Firstly we have Jackson Oz who leads safaris in Botswana. His dad was a famous professor, Robert Oz, who theorised that animals would rise up (involving a “defiant pupil”) and kill off humanity because humanity was doing such a shit job of looking after the planet that they weren’t going to die out because we couldn’t maintain a stable ecosystem. He committed suicide and was widely discredited and, presumably, his ghost is out there somewhere being enormously smug. I rather think smug ghosts would be more annoying than poltergeists

Anyway, Jackson and his friend Abraham are leading safaris when the Ominous happens. I give props for giving us lots of very spooky and ominous lead ins without dragging it out too far.
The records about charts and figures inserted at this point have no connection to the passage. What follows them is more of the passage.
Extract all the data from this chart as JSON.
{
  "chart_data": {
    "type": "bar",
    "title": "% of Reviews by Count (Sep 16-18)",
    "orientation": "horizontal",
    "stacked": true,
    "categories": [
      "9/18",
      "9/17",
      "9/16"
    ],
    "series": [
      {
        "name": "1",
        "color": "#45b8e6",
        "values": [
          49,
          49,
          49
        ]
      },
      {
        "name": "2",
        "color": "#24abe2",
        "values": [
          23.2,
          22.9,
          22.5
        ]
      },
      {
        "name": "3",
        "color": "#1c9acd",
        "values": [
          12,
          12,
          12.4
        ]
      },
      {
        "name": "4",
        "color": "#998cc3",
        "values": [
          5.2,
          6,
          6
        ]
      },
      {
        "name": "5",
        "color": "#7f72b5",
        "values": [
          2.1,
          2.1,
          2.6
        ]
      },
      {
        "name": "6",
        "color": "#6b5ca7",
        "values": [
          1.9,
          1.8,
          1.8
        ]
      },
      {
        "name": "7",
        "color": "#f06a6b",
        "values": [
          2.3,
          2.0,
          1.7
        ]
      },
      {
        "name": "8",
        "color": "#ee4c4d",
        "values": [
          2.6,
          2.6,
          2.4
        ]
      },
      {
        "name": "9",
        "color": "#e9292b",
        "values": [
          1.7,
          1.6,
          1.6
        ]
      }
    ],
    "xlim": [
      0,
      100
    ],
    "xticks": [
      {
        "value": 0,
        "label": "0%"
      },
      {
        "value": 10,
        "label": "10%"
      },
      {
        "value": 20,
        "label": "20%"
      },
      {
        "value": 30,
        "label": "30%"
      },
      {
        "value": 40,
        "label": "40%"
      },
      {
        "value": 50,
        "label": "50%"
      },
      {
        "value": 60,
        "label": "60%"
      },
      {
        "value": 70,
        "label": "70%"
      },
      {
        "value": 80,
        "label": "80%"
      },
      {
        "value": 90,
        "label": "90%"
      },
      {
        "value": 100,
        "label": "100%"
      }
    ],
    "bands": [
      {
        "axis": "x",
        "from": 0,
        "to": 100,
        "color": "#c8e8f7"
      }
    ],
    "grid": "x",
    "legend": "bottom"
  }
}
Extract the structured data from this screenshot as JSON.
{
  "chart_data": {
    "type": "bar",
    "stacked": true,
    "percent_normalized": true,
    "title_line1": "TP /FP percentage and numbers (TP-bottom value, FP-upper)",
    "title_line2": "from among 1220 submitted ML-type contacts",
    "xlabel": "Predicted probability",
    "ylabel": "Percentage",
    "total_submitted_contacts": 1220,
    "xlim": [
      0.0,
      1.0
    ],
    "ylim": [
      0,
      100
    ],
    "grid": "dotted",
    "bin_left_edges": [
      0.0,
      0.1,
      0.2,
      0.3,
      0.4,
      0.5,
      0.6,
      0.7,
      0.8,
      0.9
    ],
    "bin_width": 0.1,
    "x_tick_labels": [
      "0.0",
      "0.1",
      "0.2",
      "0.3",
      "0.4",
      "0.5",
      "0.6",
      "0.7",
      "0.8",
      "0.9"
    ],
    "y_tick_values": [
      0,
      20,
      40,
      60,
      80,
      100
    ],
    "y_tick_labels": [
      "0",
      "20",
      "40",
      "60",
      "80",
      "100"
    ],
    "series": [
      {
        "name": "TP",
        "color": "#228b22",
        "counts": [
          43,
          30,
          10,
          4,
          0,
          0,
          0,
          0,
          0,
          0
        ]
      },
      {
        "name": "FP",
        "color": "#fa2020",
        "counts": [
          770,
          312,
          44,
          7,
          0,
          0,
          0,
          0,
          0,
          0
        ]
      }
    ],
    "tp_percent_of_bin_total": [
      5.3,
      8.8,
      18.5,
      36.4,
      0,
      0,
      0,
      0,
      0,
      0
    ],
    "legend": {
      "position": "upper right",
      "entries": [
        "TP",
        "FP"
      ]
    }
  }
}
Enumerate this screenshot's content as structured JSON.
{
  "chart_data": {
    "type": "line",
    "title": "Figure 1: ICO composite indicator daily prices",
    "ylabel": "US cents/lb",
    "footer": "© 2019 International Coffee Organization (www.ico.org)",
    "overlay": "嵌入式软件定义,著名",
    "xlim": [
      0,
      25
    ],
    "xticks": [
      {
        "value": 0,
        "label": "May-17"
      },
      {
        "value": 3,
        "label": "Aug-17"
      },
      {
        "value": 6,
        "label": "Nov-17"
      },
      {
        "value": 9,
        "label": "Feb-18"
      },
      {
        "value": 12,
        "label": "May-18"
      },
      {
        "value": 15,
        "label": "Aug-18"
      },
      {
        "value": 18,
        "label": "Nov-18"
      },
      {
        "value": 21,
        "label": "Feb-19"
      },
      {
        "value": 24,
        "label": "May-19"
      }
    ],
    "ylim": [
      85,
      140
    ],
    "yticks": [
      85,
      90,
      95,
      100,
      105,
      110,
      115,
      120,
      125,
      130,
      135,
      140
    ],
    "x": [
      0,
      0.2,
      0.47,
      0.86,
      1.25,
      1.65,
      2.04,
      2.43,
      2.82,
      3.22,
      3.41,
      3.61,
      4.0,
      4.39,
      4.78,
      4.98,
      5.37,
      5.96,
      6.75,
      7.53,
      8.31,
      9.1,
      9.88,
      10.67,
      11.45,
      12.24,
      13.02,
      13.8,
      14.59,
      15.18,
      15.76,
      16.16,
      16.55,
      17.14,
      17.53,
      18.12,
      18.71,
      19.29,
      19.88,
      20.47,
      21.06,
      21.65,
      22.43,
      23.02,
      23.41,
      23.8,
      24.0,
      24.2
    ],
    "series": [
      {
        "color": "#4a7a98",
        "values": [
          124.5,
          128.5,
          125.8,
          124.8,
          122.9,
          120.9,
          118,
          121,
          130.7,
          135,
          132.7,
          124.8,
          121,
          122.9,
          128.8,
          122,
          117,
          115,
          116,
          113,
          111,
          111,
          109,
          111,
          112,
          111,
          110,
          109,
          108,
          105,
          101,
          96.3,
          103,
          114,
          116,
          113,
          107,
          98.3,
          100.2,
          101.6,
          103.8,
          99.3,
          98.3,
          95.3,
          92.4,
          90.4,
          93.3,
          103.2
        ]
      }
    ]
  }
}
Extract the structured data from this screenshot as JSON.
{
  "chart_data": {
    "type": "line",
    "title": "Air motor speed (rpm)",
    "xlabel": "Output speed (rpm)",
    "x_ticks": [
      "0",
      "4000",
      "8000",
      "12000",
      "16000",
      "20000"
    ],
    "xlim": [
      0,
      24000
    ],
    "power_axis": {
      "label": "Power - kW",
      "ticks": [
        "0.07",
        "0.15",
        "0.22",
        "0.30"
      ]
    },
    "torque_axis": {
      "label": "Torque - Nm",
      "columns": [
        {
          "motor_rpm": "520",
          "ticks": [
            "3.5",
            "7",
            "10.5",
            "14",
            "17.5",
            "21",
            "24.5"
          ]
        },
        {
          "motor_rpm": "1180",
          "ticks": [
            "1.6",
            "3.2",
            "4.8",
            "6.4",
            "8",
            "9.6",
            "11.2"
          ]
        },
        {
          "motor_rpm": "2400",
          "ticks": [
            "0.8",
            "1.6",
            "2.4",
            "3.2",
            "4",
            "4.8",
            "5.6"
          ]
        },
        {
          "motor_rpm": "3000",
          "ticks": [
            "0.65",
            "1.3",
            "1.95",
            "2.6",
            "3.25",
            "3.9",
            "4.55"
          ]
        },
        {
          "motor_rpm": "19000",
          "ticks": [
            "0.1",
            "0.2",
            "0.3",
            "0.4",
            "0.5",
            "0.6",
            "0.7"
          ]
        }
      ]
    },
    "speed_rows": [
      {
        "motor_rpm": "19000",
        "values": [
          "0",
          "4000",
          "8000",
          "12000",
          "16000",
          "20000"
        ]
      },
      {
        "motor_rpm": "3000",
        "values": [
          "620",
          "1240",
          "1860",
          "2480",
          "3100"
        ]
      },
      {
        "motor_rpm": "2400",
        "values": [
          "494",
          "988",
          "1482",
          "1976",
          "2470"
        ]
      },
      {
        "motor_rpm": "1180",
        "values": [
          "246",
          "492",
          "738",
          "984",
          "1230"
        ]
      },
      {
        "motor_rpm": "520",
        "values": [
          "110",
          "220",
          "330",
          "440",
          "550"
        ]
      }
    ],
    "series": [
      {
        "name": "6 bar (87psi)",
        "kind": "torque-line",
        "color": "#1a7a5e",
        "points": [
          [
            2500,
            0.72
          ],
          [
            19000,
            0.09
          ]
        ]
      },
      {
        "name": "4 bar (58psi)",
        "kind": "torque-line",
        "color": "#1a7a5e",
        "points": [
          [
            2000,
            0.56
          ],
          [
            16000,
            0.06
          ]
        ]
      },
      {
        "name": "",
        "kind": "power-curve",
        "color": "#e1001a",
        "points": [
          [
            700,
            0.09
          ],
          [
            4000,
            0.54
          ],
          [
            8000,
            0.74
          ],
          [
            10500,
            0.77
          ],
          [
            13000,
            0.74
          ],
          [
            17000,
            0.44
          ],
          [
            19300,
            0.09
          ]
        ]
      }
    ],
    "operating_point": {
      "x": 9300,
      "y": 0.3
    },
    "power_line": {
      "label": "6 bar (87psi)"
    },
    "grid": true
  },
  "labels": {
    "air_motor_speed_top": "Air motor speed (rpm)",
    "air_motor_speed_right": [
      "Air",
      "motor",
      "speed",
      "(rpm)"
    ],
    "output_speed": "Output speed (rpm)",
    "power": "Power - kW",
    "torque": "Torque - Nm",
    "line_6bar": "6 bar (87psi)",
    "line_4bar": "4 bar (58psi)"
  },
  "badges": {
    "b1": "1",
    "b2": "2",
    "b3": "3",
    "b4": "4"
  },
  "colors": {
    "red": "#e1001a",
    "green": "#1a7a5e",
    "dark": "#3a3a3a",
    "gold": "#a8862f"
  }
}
After all, anyone watching this show knows the premise: animals rising up to kill people. When people go missing on a safari, it’s not exactly rocket science to figure out what happened. So points for raising tension and not dragging it out to the point where I’m yelling “A lion better eat someone soon!”

Which is what happens, the lions have eaten everyone except tourist Chloe and are now stalking them – they seem to get Abraham

I admit, this annoyed me muchly – I did a double take to see if they were really going to kill off the pilot’s most prominent POC so soon – but it turns out he’s only injured (and he’s credited for 15 episodes so I guess he lives and has just been temporarily plot boxed). This leaves Chloe (who conveniently drops into the conversation that she’s single, just in case we were worried we wouldn’t have straight romantic tension at the end of the world) and Jackson running away from lions in lots of tense, but good action scenes. Jackson also gets to tell us about his dad.

He ends up being arrested because earlier he meddled with a hunt. I suspect human authorities arresting him won’t be top of anyone’s priority list soon.


The second storyline happens in Los Angeles where some guys have been eaten by lions that have escaped form the zoo. In comes plucky journalist Jamie Campbell. She is sure that the lions running amok is caused by their food being changed and coming from biotech company Rayden

Unfortunately for her, the company that owns Rayden also owns her newspaper and her boss is Not Pleased about her naughty blogging activities flinging all kinds of accusations against the company. Not even sleeping with senior journalist Ethan (this end of the world WILL have straight romantic tension!) can save her job. He’s a bit of an arse anyway and she’s not that into the relationship – or getting her job back

She’s still chasing Rayden and the cause of the lions running amok which, she points out due to doing some decent research, is nearly unheard of and zoo lions don’t just randomly kill people. She tells this to Mitch, the gawky, anti-social animal pathologist who has been examining the lion’s bodies and will now team up with her for some more investigating (we’re really insistent on this, there WILL be straight sexual tension on this show! We even had a phone number gag – and the awkward antisocial one who is actually hot is definitely going to get some, it’s a TV rule).

He doesn’t buy the idea that changing the lion’s diet can really make that much difference – but he does help her investigate and finds the answer to another mystery. A whole lot of cats have disappeared – and he finds them. Ominously gathered in a pack around a soon-to-open summer camp. It’s like an army of adorable fluffiness.

I’m intrigued but wary… wary because this looks a lot like a mystery show and ye gods have we been burned by those things before. Random shit happens, no-one knows why and you never ever ever ever will.

I’m not entirely sold on the idea that animals rising up is all that menacing. When it comes down to it, we, humanity, are REALLY good at killing things. We’re regularly wiping out entire species entirely by accident (and have wiped out more than a few in purpose at that).

Honestly, you want to sell menacing to me? Don’t show me angry lions. I’m pretty sure we could drive lions to extinction in a week if humanity wanted to. Show me rats. Show me ants. Show me killer pigeons. Show me cockroaches. Show me the animals we have fought tooth and nail to TRY and exterminate but they’re thriving despite our best efforts – those I’m afraid of.